12 8bre 1767
Mon cher ami, je vous parlerai de Henri 4 avant de vous entretenir de melle Duranci.
Premièremt, je savais qu'on avait défendu de faire paraître Henri 4 sur le théâtre. Ne nomen ejus vilesceret, et en cas que jamais les comédiens voulussent jouer Charlot, il ne fallait pas les priver de cette petite ressource, supposé que c'en soit une dans leur décadence et dans leur misère.
En second lieu, Henri 4 étant substitué au duc de Bellegarde n'aurait pu jouer un rôle digne de lui. Il aurait été obligé d'entrer dans des détails qui ne conviennent point du tout à sa dignité. De plus tout ce que le duc de Bellegarde dit de son maître est bien plus à l'avantage de ce grand homme que si Henri 4 parlait lui même.
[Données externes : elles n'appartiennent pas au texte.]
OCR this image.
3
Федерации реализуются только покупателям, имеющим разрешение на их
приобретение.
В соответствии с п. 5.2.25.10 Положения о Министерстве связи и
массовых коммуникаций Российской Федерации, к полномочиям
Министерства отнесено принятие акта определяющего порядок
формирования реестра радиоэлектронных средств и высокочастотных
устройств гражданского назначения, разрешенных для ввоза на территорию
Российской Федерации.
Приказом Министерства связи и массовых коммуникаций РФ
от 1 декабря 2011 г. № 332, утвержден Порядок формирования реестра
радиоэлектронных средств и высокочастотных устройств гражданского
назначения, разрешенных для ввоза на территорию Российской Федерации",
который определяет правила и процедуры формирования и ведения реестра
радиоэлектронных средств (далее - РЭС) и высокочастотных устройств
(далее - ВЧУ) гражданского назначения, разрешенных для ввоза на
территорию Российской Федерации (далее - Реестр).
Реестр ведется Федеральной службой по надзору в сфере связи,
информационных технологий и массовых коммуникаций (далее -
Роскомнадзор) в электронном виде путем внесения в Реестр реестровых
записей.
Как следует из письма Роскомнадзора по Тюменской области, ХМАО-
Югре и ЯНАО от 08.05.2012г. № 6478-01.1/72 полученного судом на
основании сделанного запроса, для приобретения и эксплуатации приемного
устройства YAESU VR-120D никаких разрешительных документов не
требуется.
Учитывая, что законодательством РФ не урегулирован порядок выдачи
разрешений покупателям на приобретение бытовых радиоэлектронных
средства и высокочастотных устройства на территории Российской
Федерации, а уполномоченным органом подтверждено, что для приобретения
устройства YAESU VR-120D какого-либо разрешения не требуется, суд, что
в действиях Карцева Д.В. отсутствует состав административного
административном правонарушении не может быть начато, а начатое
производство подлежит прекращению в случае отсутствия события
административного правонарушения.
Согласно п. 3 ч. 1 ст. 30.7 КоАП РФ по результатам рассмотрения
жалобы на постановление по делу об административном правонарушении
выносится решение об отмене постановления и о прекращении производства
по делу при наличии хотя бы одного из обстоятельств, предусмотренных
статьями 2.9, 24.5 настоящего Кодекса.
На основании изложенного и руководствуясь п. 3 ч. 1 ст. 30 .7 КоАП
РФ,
Enfin il est nécessaire que celui qui fait le dénouement de la pièce soit un parent de la maison, et voilà pourquoi j'ai restitué les vers qui fondent cette parenté, au 1er acte. Ils sont d'une nécessité indispensable. Je vous supplie d'exiger un carton.
Je recommande toujours à l'enchanteur Merlin de ne point mettre mon nom à cette bagatelle et de ne point demander de privilège.
Mandez moi, je vous prie, mon cher ami, quand vous croyez que m. Chardon pourra rapporter le procès de Sirven, afin que j'aie l'honneur de lui écrire.
Si Elie de Beaumont est condamné à rembourser les améliorations, la terre pourra lui coûter cher, car on dit que les acquéreurs l'avaient fort embellie, et y avaient fait de grandes dépenses. Ces liquidations d'ailleurs entraînent des frais considérables.
Je ne connais rien de nouveau dans la littérature, sinon quelques ouvrages d'une liberté extrême, imprimés en Hollande. Il y en a une douzaine depuis trois ans. La théologie portative n'est nullement théologique; ce n'est qu'une plaisanterie continuelle par ordre alphabétique; mais il faut avouer qu'il y a des traits si comiques, que plusieurs théologiens même ne pourront s'empêcher d'en rire. Les jeunes gens et les femmes lisent cette folie avec avidité. Les éditions de tous les livres dans ce goût se multiplient. Les vrais politiques disent que c'est un bonheur pour tous les états et pour tous les princes; que plus les querelles théologiques seront méprisées, plus la religion sera respectée, et que le repos public ne pouvait naître que de deux sources, l'une l'expulsion des Jésuites, et l'autre le mépris pour les écoles d'arguments. Ce mépris augmente heureusement pour la victoire de Marmontel. Le collège Mazarin pourra bien tomber dans un décri universel: tout le monde dira, point de Mazarin. Le procédé des cuistres est si infâme qu'il n'y a plus moyen de se moquer d'eux. On ne peut pas rire de coquins qui méritent le carcan; il faut les dénoncer comme des scélérats. La lettre de mon laquais à Cogé me paraît nécessaire, et il faut qu'elle lui soit rendue. Vous avez dû voir, mon cher ami par mon mémoire sur la Beaumelle que rien ne m'engagera jamais à ménager les fripons.
Soyez très persuadé que je n'ai nulle part à la retraite de melle Duranci; mr d'Argental a été très mal informé. J'ai soutenu le théâtre pendant 50 ans; ma récompense a été une foule de libelles et de tracasseries. Ah que j'ai bien fait de quitter Paris, et que je suis loin de le regretter! Votre correspondance me tient lieu de tout ce qui m'aurait pu plaire encore dans cette ville.
Adieu. Il n'y a de remède pour moi que celui de la patience.